Le 8 juillet, la France risque d’être divisée en trois blocs, et la moindre des choses avant les élections était de concentrer notre attention sur chacun de ces blocs. Au lendemain du séisme du 9 juin, nous consacrions une large place dans notre premier dossier à Emmanuel Macron et sa décision, aux conséquences dévastatrices, de dissoudre l’Assemblée nationale (« Le sabordage français », Courrier international, nᵒ 1754, publié le 13 juin). Dans le numéro suivant, nous racontions l’histoire de « Cette France qui vote RN » (Courrier international, nᵒ 1755, paru le 20 juin). Cette fois, c’est à la gauche, presque miraculeusement ressuscitée, que nous avons choisi de consacrer ce dossier. Et ce n’est pas un hasard.

« Oubliez l’extrême droite, c’est la gauche qui pourrait bien écraser Macron », lancé parmi les premiers la semaine dernière Politique, à Bruxelles. Le chantier européen n’est pourtant pas réputé pour son positionnement de gauche, mais la situation exceptionnelle – le rejet viscéral que suscite le président français chez une grande partie de l’électorat, le scrutin majoritaire à deux tours, qui promet de nombreuses triangulaires très incertaines – pourrait réserver bien des surprises. Il n’est pas le seul à le penser. « Macron n’a pas vu qu’une troisième possibilité s’offrait aux électeurs », observe l’hebdomadaire américain Temps.

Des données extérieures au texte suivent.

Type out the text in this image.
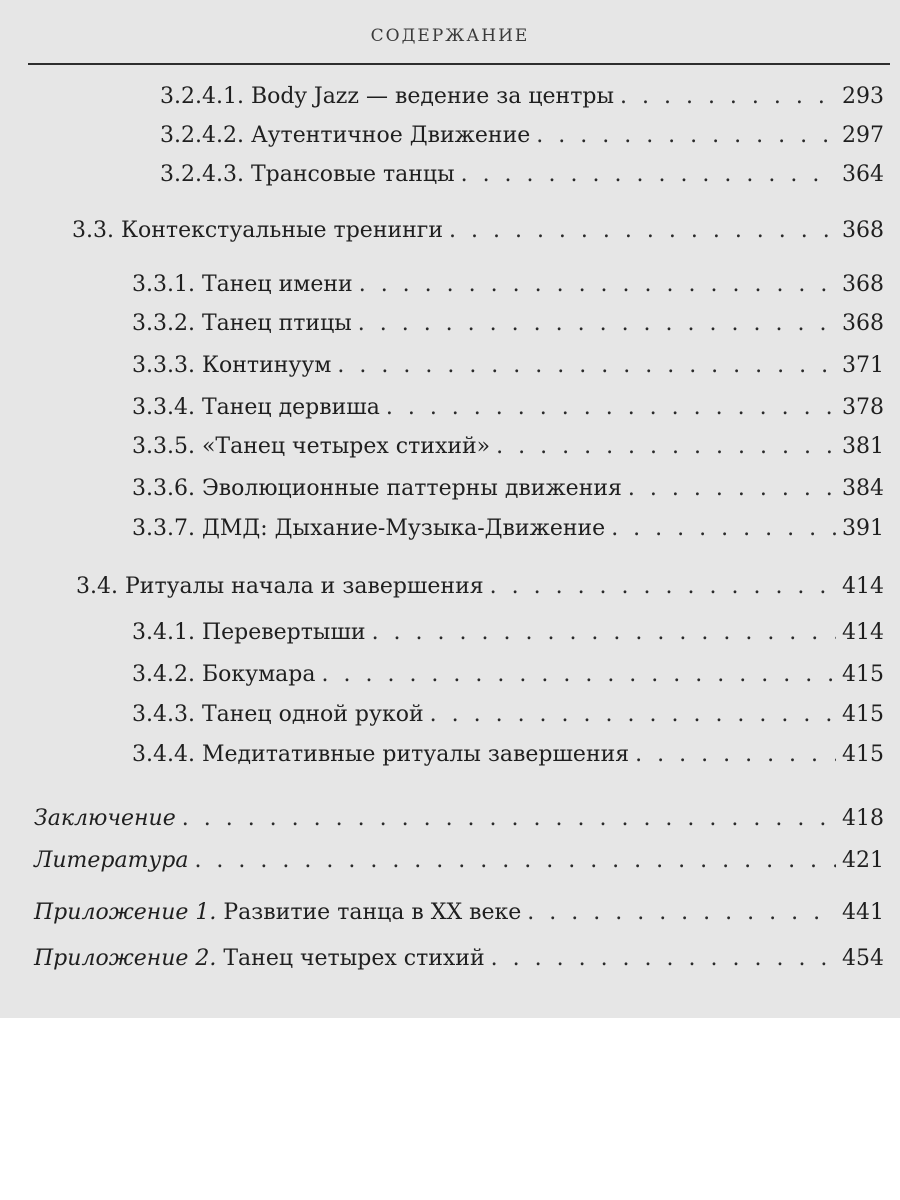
СОДЕРЖАНИЕ
3.2.4.1. Body Jazz — ведение за центры . . .	293
3.2.4.2. Аутентичное Движение . . .	297
3.2.4.3. Трансовые танцы . . .	364
3.3. Контекстуальные тренинги . . .	368
3.3.1. Танец имени . . .	368
3.3.2. Танец птицы . . .	368
3.3.3. Континуум . . .	371
3.3.4. Танец дервиша . . .	378
3.3.5. «Танец четырех стихий» . . .	381
3.3.6. Эволюционные паттерны движения . . .	384
3.3.7. ДМД: Дыхание-Музыка-Движение . . .	391
3.4. Ритуалы начала и завершения . . .	414
3.4.1. Перевертыши . . .	414
3.4.2. Бокумара . . .	415
3.4.3. Танец одной рукой . . .	415
3.4.4. Медитативные ритуалы завершения . . .	415
Заключение . . .	418
Литература . . .	421
Приложение 1. Развитие танца в XX веке . . .	441
Приложение 2. Танец четырех стихий . . .	454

À condition toutefois que la gauche reste unie. Selon les derniers sondages, si les électeurs LFI voteront en très large majorité pour le Nouveau Front populaire, les choses sont moins évidentes du côté des Verts et des Socialistes : « Ils pourraient être entre un sur trois et un sur six à opter pour un autre scrutin », estimé Politique. La faute, entre autres, au « cas Mélenchon », que la presse conservatrice étrangère ne manque pas de qualifier de repoussant.

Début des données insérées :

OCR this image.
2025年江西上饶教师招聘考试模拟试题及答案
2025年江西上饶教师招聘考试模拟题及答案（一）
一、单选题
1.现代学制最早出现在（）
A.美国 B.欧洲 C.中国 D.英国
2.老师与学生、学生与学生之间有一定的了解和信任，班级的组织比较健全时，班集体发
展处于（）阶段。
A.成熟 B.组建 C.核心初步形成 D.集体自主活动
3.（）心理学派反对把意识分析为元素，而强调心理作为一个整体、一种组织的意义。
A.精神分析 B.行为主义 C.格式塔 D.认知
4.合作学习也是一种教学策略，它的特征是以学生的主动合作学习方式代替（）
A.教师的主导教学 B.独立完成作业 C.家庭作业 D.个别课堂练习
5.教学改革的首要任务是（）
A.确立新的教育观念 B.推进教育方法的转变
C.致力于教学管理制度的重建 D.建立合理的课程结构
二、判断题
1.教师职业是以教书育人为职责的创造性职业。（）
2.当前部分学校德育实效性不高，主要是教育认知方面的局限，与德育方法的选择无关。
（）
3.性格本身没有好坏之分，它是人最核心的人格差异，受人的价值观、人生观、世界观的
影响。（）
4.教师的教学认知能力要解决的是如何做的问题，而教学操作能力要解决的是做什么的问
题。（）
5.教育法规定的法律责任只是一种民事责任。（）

Ça previent. Pour le moment, l’heure est encore à l’unité. « Bloqueons le RN, gagnons ces élections et après, on discutera » titre comme celui-ci Le soir dont un des journalistes s’est rendu à Grenoble, ville de gauche et « laboratoire du Nouveau Front Populaire ». Ici, affirme le quotidien belge, étudiants, syndicats et principales forces politiques se sont rassemblés pour contrer la montée du Rassemblement national. Mais cette alliance progressiste pose la question de sa pérennité après les législatives.

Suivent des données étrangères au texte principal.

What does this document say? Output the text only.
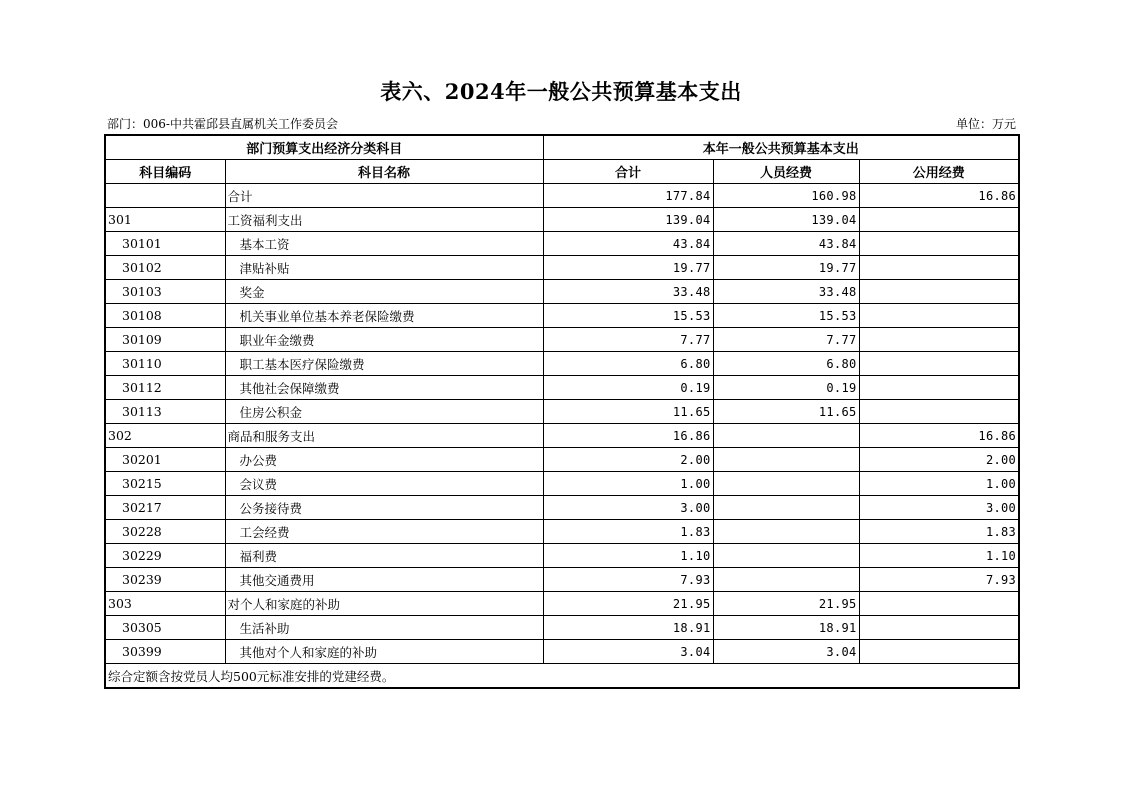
表六、2024年一般公共预算基本支出
部门：006-中共霍邱县直属机关工作委员会	单位：万元
部门预算支出经济分类科目		本年一般公共预算基本支出		
科目编码	科目名称	合计	人员经费	公用经费
	合计	177.84	160.98	16.86
301	工资福利支出	139.04	139.04	
30101	基本工资	43.84	43.84	
30102	津贴补贴	19.77	19.77	
30103	奖金	33.48	33.48	
30108	机关事业单位基本养老保险缴费	15.53	15.53	
30109	职业年金缴费	7.77	7.77	
30110	职工基本医疗保险缴费	6.80	6.80	
30112	其他社会保障缴费	0.19	0.19	
30113	住房公积金	11.65	11.65	
302	商品和服务支出	16.86		16.86
30201	办公费	2.00		2.00
30215	会议费	1.00		1.00
30217	公务接待费	3.00		3.00
30228	工会经费	1.83		1.83
30229	福利费	1.10		1.10
30239	其他交通费用	7.93		7.93
303	对个人和家庭的补助	21.95	21.95	
30305	生活补助	18.91	18.91	
30399	其他对个人和家庭的补助	3.04	3.04	
综合定额含按党员人均500元标准安排的党建经费。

Beaucoup moins prudente, et cela se comprend, la presse étrangère, très à gauche, suit de près les élections en France et veut croire à la possibilité d’une victoire, comme Jacobin, qui multiplie les articles dithyrambiques sur le Nouveau Front Populaire. Le magazine américain ne salue pas seulement un « syndicat formé en un temps record », mais aussi « un programme qui passe en revue les politiques les plus agressives des années Macron, et présente également les moyens de créer une ‘rupture’ plus nette avec le statu quo politique et économique ». La nation, L’étoile du matin, El Salto, Nouvelle Allemagne… Dans ce numéro, nous vous proposons également de découvrir d’autres voix minoritaires dans la presse étrangère pour commenter cette période si particulière. La gauche française vue par la presse de gauche mondiale. C’est aussi la richesse de Courrier international.

Finalement, la gauche au pouvoir ailleurs, ça veut dire quoi ? Pour mieux comprendre ce qui se passe en France, nous sommes allés en Espagne, en Allemagne et au Danemark pour voir comment se comportent les sociaux-démocrates lorsqu’ils sont au pouvoir. Pour quels résultats et avec quels alliés. Cela ne préjuge en rien de ce qui pourrait arriver, mais cela éclaire concrètement les débats. Et le moins que l’on puisse dire, c’est que le bilan est mitigé. Un portrait de la gauche européenne dans toute sa diversité, et ses parfois contradictions.